Critical time for BC's new water law

BC’s new Water Sustainability Act will not successfully protect the
province’s freshwater resources unless the right regulations and
resources are in place to make the law fully functional, says an
analysis by the University of Victoria’s POLIS Project on Ecological
Governance.

The report provides a timely analysis of the core regulations required
for the law, which was passed in May 2014, and which still requires
legislative detail before being implemented. The new law replaces the
106-year-old Water Act, providing an unprecedented opportunity to fully
modernize BC’s water laws.

Awash with Opportunity: Ensuring the Sustainability of British
Columbia’s New Water Law offers clear recommendations to develop the
necessary regulations based on leading international practices in five
key areas: groundwater, environmental flows, monitoring and reporting,
water objectives, and planning and governance.
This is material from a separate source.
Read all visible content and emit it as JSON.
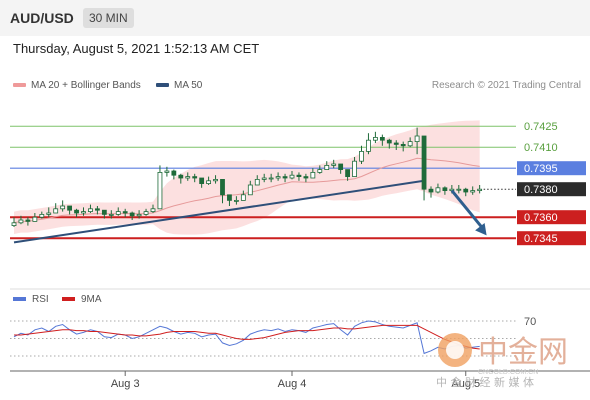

"Mounting water concerns in the province underscore the urgent need to
reform water management and the supporting legal structures," says
report co-author Deborah Curran, Hakai Professor in Environmental Law
and Sustainability in UVic’s Faculty of Law.

BC’s fresh water is under pressure from an array of threats including
climate change, population growth, and escalating and competing demands
for water. Watersheds across the province are showing signs of stress
from unprecedented droughts to water quality degradation and conflicts
over water use.

If BC doesn’t change its approach to freshwater management in response
to these realities, the consequences may be significant, as demonstrated
by the recent water crises in California and Washington, and globally, says POLIS
 co-director Oliver M. Brandes, who authored the report with Curran and POLIS colleagues.
"A comprehensive water law regime that includes a fully implemented
Water Sustainability Act and a full suite of supporting regulations is a
necessary condition to ensure that future water challenges don’t become
debilitating water crises," says Brandes.